BIND definitely supports per-record positive TTLs, but rbldnsd I think doesn't at least in the dnset type of zone files we use for SURBLs, and the majority of public name servers are using rbldnsd.
Jeff C.
TANSTAAFL
There is a reason for BIND being a resource hog.
20 years ago BIND was small/light-weight (I deployed my first BIND server in 1987). It grew in size/weight not because some developer wanted to craft 'bloat-ware' but because of the demands of a growing Internet (growing in size, meanness, etc).
If you want industrial grade features then maybe you need to consider using industrial strength software.
On Wednesday, September 29, 2004, 9:15:33 PM, David Funk wrote:
On Wed, 29 Sep 2004, Jeff Chan wrote:
On Wednesday, September 29, 2004, 6:59:51 PM, David Funk wrote:
A far better way to effect this is to just increase the TTL on those long-term black-hat domains. (A static list is effectively an infinitely large TTL, query once and keep for ever).
But did you see my other comments? The top black-hats change domains frequently. The biggest spammers appear to be the ones to change domains the most often. Their domains only stay on the top of the heap for a few days. So in terms of the biggest spammers, I don't think there are long term ones.
Yes, I did see your comments, including the one where you thought that having a static blacklist was "certainly a good idea though"
Did you understand my comments to the effect that a static blacklist was effectively the same as a -very- large TTL?
If you are against having a large TTL for selected black-hats then you should be screaming -against- the whole concept of a static blacklist.
I was just being generous. A static whitelist makes vastly more sense than a static blacklist. The top whitelist entries change very little over the course of months. For example, neither yahoo.com nor w3.org are going away any time soon. In contrast, the top blacklist entries change daily as the biggest spammers abandon their domains and move to others.
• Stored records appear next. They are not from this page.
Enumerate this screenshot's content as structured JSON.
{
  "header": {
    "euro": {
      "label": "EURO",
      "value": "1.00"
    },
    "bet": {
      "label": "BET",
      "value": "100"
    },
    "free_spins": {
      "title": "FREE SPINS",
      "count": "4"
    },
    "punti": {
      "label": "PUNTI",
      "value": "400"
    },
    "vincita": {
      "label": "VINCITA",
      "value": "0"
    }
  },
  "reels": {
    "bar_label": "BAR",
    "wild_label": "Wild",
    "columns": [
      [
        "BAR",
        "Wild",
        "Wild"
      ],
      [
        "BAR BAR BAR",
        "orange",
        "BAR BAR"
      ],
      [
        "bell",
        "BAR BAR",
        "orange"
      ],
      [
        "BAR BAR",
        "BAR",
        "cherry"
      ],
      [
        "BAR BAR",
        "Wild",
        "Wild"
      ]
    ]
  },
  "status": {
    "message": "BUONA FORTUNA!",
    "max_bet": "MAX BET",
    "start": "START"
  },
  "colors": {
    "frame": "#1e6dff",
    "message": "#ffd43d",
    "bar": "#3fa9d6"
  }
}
My point was that intelligent use of TTLs will give improvement of DNS traffic without the inherent inflexibility of static lists. (Not to mention the problem of dealing with FPs that are cast in the concrete of static blacklist files all over the net).
A static whitelist and regular DNS service of a blacklist probably approach the ideal. Blacklist entries with long TTLs don't make as much sense for the reasons given above and earlier.
BIND definitely supports per-record positive TTLs, but rbldnsd I think doesn't at least in the dnset type of zone files we use for SURBLs, and the majority of public name servers are using rbldnsd.
Jeff C.
TANSTAAFL
There is a reason for BIND being a resource hog.
20 years ago BIND was small/light-weight (I deployed my first BIND server in 1987). It grew in size/weight not because some developer wanted to craft 'bloat-ware' but because of the demands of a growing Internet (growing in size, meanness, etc).
If you want industrial grade features then maybe you need to consider using industrial strength software.
If the Internet depended on BIND for RBLs, then RBLs would probably be unworkable. The memory and cpu requirements for rbldnsd are much less than BIND, and rbldnsd responds to queries at least twice as quickly as BIND.
rbldnsd is a more appropriate solution to RBLs than BIND. It's smaller, leaner and much better suited to the task.
Jeff C. -- "If it appears in hams, then don't list it."